Back in 2010, gay media activist Jarrett Barrios stated, “It’s not 
enough to be Will and Grace anymore. The benchmark is higher.” (For our 
kids, Glee has certainly gone a good way toward advancing that goal.) 
That same year, an article on the insidemovie.com website noted “a 
particular sub-genre has emerged as perhaps the hottest gimmick in 
Hollywood: girl on girl [kissing].”
Yes, Queer Eye for the Straight Guy is now old hat and Brokeback 
Mountain (which featured gay sex scenes with mainstream actors on the 
big screen) is remembered with nostalgia for its groundbreaking role.
Today, Hollywood is becoming more and more militant, with leading 
actors like Mark Ruffalo, who appeared in the lesbian-themed movie The 
Kids Are All Right, saying this about the stand for marriage as God 
intended it: “It’s the last dying, kicking, screaming, caged animal 
response to a world that is changing, a world that’s leaving a lot of 
those old, bigoted, unaccepting views behind.
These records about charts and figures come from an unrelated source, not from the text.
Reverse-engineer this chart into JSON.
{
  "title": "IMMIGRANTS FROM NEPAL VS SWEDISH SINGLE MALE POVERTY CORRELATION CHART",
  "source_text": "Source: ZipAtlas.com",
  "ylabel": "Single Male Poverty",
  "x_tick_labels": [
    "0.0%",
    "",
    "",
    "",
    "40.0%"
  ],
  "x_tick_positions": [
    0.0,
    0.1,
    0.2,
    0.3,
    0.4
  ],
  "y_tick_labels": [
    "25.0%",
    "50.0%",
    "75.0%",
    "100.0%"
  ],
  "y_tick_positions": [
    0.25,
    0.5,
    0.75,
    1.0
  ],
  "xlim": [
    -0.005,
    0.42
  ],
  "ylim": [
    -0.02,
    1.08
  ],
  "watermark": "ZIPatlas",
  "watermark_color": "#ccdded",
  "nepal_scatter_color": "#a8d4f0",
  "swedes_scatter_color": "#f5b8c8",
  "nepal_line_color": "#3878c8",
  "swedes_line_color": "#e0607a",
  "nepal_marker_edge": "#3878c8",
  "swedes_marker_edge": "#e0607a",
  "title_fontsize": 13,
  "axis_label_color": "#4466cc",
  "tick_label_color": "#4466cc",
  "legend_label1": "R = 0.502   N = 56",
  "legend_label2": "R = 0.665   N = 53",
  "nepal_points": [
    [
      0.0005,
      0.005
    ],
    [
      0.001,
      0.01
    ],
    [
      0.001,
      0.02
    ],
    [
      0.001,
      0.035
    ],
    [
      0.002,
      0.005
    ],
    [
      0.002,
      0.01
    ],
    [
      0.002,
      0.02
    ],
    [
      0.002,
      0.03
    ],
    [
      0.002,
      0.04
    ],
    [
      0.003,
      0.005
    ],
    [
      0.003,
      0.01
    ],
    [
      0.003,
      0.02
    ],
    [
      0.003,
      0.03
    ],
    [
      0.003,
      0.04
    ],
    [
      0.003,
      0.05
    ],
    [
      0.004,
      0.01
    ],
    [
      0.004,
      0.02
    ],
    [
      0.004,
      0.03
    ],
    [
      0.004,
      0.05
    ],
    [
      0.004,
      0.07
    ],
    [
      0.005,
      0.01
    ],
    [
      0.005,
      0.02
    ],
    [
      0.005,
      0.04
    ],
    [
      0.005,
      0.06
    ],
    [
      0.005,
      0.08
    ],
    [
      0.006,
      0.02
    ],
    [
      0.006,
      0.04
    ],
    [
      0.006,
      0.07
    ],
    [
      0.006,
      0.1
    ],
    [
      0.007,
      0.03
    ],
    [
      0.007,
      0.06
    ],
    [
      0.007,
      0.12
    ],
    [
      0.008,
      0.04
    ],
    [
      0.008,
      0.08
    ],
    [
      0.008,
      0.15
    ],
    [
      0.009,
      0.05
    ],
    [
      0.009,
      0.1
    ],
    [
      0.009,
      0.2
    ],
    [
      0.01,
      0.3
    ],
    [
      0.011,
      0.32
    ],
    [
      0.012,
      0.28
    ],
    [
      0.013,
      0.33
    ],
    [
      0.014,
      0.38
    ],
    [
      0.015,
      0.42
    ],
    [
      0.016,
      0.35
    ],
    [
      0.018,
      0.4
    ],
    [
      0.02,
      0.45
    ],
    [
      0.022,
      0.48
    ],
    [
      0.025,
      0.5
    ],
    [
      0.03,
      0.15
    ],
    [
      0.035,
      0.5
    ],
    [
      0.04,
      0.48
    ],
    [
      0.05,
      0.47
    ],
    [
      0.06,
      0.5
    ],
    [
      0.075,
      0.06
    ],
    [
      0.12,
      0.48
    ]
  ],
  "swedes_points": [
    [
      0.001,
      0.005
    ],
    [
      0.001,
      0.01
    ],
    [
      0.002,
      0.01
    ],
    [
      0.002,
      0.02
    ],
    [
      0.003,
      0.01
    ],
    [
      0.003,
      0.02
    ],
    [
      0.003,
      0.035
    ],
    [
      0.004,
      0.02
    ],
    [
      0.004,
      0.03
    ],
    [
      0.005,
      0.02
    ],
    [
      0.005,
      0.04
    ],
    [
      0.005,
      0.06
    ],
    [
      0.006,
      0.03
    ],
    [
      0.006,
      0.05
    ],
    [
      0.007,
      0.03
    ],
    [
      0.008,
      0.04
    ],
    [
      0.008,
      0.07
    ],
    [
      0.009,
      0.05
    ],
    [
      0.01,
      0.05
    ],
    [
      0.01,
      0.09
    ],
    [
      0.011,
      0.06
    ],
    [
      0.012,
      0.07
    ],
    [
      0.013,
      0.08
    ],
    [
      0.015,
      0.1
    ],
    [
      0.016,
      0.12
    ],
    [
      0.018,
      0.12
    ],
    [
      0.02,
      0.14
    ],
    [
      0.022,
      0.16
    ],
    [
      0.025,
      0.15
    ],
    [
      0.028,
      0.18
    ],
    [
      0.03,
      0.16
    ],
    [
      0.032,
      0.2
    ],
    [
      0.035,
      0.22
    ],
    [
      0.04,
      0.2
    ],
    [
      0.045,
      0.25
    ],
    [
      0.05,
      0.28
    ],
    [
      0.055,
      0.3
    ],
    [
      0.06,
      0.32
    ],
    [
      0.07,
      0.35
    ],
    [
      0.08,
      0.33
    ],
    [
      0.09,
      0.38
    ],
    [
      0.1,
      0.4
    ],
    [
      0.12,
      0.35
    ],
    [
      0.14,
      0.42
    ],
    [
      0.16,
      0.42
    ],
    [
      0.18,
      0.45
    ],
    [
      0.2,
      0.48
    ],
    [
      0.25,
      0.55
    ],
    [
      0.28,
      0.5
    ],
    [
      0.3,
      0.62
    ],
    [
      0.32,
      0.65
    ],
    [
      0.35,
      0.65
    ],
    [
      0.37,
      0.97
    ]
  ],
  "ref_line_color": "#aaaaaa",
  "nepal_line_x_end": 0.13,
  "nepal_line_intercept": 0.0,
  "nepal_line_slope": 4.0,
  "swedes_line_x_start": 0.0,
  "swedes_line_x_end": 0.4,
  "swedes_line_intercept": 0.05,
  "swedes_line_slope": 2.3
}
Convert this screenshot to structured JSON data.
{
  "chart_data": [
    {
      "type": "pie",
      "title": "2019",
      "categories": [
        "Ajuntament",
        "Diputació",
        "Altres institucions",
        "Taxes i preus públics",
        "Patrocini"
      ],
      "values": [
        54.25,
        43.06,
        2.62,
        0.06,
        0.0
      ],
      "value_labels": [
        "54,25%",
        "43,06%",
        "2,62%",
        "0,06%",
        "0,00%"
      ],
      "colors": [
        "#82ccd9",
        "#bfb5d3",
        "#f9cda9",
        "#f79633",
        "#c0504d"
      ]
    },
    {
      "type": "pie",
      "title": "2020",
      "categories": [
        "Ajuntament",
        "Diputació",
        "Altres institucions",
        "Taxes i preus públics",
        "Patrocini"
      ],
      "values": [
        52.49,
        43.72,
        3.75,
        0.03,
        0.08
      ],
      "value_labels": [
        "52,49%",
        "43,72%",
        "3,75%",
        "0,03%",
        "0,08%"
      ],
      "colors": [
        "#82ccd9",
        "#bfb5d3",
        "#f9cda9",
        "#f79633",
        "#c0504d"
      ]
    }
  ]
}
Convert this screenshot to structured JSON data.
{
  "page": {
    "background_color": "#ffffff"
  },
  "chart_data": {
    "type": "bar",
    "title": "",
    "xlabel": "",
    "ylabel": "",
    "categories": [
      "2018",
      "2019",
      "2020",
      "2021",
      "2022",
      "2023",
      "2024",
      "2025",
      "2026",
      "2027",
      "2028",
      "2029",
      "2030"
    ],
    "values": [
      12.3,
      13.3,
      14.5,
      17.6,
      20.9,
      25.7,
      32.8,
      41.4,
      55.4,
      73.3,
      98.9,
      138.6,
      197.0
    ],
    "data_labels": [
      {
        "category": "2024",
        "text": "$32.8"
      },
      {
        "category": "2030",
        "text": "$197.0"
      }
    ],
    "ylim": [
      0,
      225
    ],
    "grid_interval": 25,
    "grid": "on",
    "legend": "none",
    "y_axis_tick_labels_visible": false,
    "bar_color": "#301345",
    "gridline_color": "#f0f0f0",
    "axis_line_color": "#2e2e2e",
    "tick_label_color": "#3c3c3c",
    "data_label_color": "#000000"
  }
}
It’s over. Those against 
it are very tricky, and they’re using really dark ways to promote their 
ideas.”
Hollywood has declared war on biblical values—and, sad to say, many 
American evangelicals are more familiar with the latest movies than with
 the Word of God.
The War on Our Freedoms of Conscience, Speech and Religion
Whole books could be written on this subject detailing the stories of
 university students punished or kicked out of their schools because 
they could not affirm gay activism, employees fired from their jobs or 
fined for posting their views on homosexuality on their private Facebook
 pages or in local newspaper editorials, street preachers arrested for 
preaching the Word of God on sexuality, business owners fined for 
refusing to participate in gay commitment ceremonies—and the list goes 
on and on.
As I wrote in December 2013, “It is not just private individuals who 
have been punished for refusing to bow the knee to gay activism or for 
speaking out of turn, but also public figures like Dr. Ben Carson, 
pastor Louie Giglio and Sen. Rick Santorum. (In case you missed what 
happened with Mr. Santorum, in April, a Michigan high school canceled 
his speaking appearance out of concern that he would address same-sex 
marriage, eventually agreeing to let him speak with the caveat that 
students could only attend with parental permission [!]. In stark 
contrast, Bible-bashing, gay-sex-exalting speakers like Dan Savage are 
hailed as heroes in our schools and campuses, given carte blanche to 
talk about the most vile subjects to our young people.)”
And who can forget what happened to Duck Dynasty’s Phil Robertson 
after his comments about homosexuality were published by GQ magazine?
The simple truth is that if we don’t stand up for what is right 
today, we will have to apologize to our kids and grandkids tomorrow. Yet
 many Christians refuse to believe this, thinking that by ignoring these
 critical social issues and simply building bridges to their LGBT 
friends and co-workers, they will remove the gay community’s opposition 
to the gospel.
The reality is that unless we affirm that homosexual relationships 
and homosexual practice are fine in God’s sight, we will still be 
branded as homophobes and bigots.
Our Reaching and Resisting Response
What then must we do? First, we must ask God for His heart of love 
and compassion toward those who identify as gay, lesbian, bisexual or 
transgender, recognizing the vast majority of them did not simply choose
 to have these attractions or gender-related issues and that, more than 
anything, they want to be accepted for who they are.
Second, we must get our own houses in order, repenting of our sexual sin and of our rampant, no-fault divorce.
Third, we must pray for the LGBT community and reach out to them in 
friendship with the message of the gospel, remembering that Jesus offers
 forgiveness and redemption equally to all.
And fourth, we must stand firmly against the encroachment of gay 
activism, recognizing the unspoken mantra of LGBT activists is, “We will
 intimidate and manipulate until you capitulate.” We must make it known 
clearly—with love, grace, compassion and humility—that capitulation is 
not an option.
It is our nature to be the salt of the earth and the light of the world, and in Jesus we will stand.